Kesimpulannya, dalam konteks mencintai bakat dan pilihan hidup, yang terpenting bukanlah bagaimana kita memulai, melainkan bagaimana kita tetap bertahan dan berkembang dalam jalur yang telah kita pilih. Konsistensi adalah harga yang harus dibayar untuk keberhasilan sejati. Komitmen adalah bentuk penghormatan tertinggi terhadap potensi diri sendiri. Dan keputusan yang telah diambil dengan kesadaran penuh adalah janji kepada diri sendiri yang harus ditepati. Oleh karena itu, jangan pernah ada istilah “banting setir” atau “nyerah” hanya karena kita merasa lelah atau kalah sesaat. Lelah itu wajar, kalah itu biasa, tetapi menyerah adalah pilihan. Dan pilihan itu tidak seharusnya kita ambil jika kita menghormati keputusan awal yang telah kita buat.

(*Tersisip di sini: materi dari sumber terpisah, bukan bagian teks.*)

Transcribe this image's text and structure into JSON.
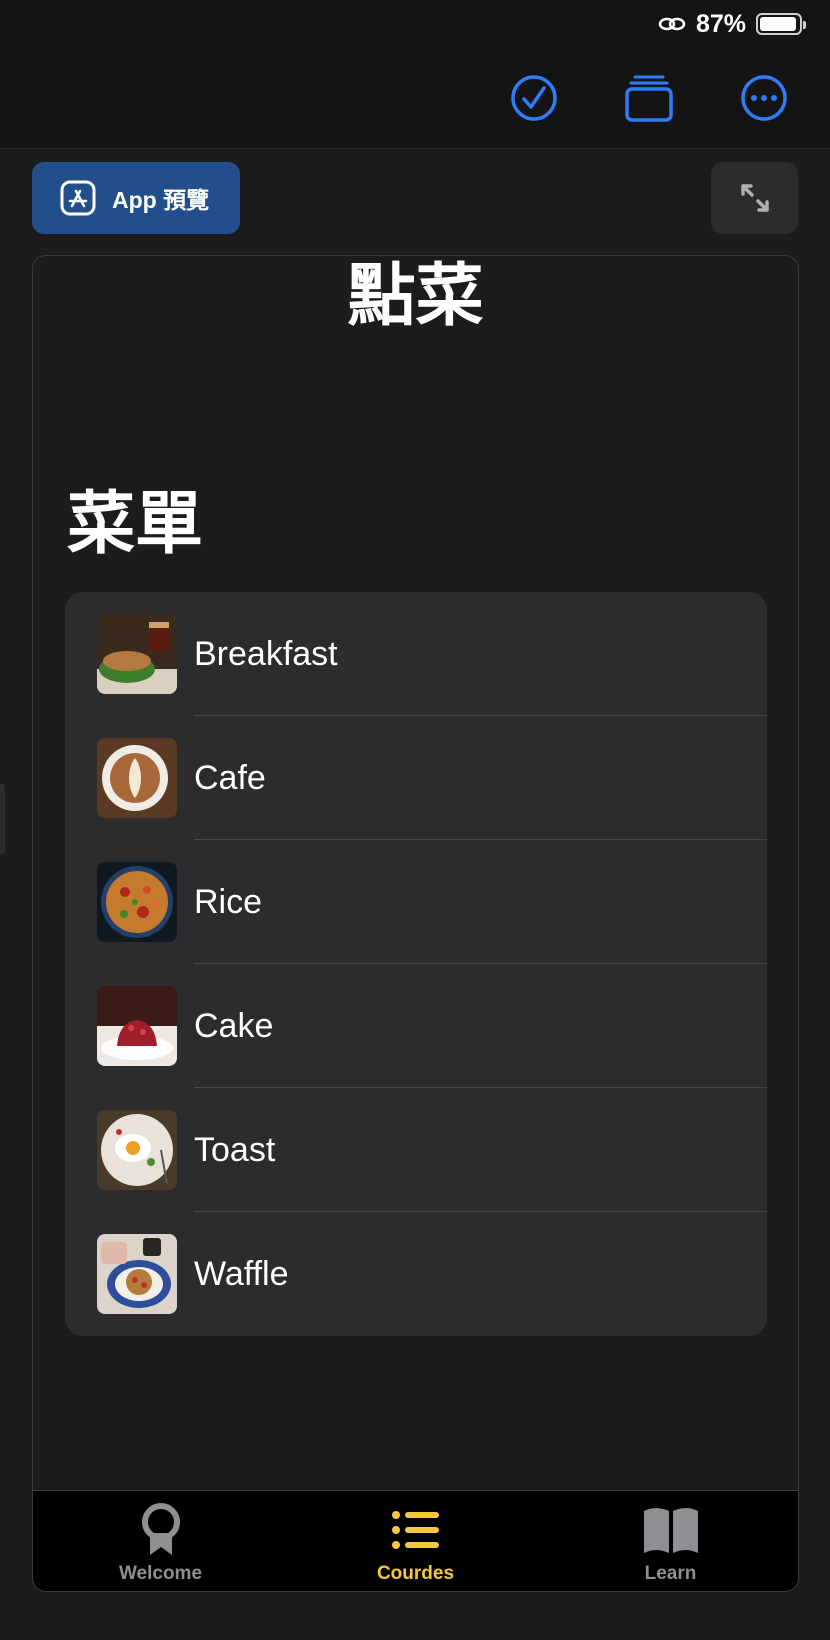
{
  "status_bar": {
    "battery": "87%",
    "battery_level": 0.87
  },
  "toolbar": {
    "icons": [
      "checkmark-circle-icon",
      "stack-icon",
      "more-circle-icon"
    ],
    "accent": "#2f7df6"
  },
  "preview_button": {
    "label": "App 預覽",
    "color": "#234e8c"
  },
  "app": {
    "nav_title": "點菜",
    "large_title": "菜單",
    "menu": [
      {
        "label": "Breakfast"
      },
      {
        "label": "Cafe"
      },
      {
        "label": "Rice"
      },
      {
        "label": "Cake"
      },
      {
        "label": "Toast"
      },
      {
        "label": "Waffle"
      }
    ],
    "tabs": [
      {
        "label": "Welcome",
        "icon": "award-ribbon-icon",
        "selected": false
      },
      {
        "label": "Courdes",
        "icon": "list-icon",
        "selected": true
      },
      {
        "label": "Learn",
        "icon": "book-icon",
        "selected": false
      }
    ],
    "tab_active_color": "#f5c842",
    "tab_inactive_color": "#8e8e93"
  }
}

Hidup yang bermakna adalah hidup yang dijalani dengan integritas, yaitu kesatuan antara pikiran, kata, dan tindakan. Ketika kita telah berjanji pada diri sendiri untuk menekuni suatu bakat atau jalur hidup, maka integritas kita diuji dalam konsistensi kita untuk menjalani janji tersebut, bahkan ketika tidak ada yang melihat, bahkan ketika hasilnya belum tampak, dan bahkan ketika hati kita sendiri mulai ragu. Karena pada akhirnya, keberhasilan bukan sekadar soal hasil, melainkan soal bagaimana kita menjadi pribadi yang utuh dan setia pada panggilan hidup kita. Maka berjalanlah terus, jangan menoleh ke belakang. The decision has been made, don't look back.